One of the main uncertainties when designing polymer floods is the polymer injectivity, an important parameter that can affect the economics of the process. Reservoir simulation can be used to forecast injectivity, but the process is not straightforward and can be affected by grid size and other factors. Analytical methods are also available for that purpose, but they are considered too simplistic to deal with realistic reservoir conditions. The aim of this paper is to show that this is not the case and that simple analytical tools can be accurate and of great help to predict or history match polymer injectivity.
The analytical method has been developed by Lake in his classical textbook on Enhanced Oil Recovery, but few applications are documented in the literature. This paper will review the method and corresponding equations before presenting several actual field cases of injectivity in polymer flood pilots or tests from several countries that have been matched analytically.
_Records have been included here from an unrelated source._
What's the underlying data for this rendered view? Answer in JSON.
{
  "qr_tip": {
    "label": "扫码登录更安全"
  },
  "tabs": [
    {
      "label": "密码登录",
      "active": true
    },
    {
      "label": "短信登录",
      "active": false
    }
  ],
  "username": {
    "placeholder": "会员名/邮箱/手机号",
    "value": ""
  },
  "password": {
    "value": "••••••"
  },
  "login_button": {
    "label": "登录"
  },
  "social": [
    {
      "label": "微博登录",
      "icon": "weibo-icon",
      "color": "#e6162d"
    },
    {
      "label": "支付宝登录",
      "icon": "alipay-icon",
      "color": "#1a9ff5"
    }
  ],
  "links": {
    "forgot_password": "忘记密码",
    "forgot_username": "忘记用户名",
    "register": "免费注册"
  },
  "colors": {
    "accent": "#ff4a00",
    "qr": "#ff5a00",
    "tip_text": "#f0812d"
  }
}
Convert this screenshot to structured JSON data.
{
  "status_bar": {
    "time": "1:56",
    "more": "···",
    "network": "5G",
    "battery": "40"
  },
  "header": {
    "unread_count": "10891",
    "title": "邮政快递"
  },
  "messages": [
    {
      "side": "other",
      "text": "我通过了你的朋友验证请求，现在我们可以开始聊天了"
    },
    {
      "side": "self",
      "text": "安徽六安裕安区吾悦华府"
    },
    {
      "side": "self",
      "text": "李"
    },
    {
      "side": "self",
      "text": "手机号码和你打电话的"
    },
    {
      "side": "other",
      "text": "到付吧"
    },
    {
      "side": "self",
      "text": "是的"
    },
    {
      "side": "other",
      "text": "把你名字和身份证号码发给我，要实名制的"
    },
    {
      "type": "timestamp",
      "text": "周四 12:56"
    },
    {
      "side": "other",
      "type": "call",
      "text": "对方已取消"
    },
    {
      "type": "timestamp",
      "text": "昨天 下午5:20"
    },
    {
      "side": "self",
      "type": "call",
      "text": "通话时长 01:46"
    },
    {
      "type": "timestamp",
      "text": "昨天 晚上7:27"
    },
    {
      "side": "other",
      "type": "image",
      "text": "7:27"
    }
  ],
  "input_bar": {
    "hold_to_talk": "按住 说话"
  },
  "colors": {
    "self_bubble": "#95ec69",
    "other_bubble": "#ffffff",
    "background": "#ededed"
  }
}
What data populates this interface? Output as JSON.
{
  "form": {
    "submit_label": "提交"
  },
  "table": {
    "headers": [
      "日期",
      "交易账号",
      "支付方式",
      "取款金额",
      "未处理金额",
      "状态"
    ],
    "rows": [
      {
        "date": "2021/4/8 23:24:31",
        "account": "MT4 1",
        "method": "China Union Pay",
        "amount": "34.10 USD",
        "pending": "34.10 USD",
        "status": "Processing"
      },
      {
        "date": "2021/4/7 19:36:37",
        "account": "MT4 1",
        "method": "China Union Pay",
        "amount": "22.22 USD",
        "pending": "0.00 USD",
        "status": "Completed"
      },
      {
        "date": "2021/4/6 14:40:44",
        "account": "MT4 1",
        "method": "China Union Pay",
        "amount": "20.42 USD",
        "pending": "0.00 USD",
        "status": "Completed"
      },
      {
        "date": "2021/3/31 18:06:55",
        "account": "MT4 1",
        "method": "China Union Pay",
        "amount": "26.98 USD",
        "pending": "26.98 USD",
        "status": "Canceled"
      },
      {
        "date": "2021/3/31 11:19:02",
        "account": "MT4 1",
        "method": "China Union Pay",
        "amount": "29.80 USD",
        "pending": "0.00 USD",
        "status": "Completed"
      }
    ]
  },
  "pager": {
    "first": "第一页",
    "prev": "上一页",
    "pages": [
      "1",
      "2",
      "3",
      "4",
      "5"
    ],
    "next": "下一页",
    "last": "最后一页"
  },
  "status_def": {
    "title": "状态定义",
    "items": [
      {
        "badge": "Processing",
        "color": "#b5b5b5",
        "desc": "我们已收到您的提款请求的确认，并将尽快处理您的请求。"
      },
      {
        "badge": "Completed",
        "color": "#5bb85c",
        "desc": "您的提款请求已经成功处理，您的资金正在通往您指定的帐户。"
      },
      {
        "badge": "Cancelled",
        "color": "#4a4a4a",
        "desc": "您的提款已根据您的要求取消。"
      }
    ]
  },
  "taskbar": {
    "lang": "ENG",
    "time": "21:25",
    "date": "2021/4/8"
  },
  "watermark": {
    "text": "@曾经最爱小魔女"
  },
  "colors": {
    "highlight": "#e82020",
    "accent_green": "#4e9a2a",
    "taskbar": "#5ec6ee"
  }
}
Although it has not been used very often, the method has been found to give very good results in most of the field cases tested in a variety of situations; these cases will be presented along with recommendations on how to apply the method and a discussion of the results. Sensitivities to the various parameters will also be presented. Once the equations are programmed in a spreadsheet, the matching process takes only a few minutes and it is easy to run various scenarios and sensitivities.
Polymer injectivity remains one of the less understood and less predictable aspects of polymer flood projects. This paper will encourage engineers who are planning such projects to use simple yet accurate analytical tools before embarking in more complex and time-consuming reservoir simulations.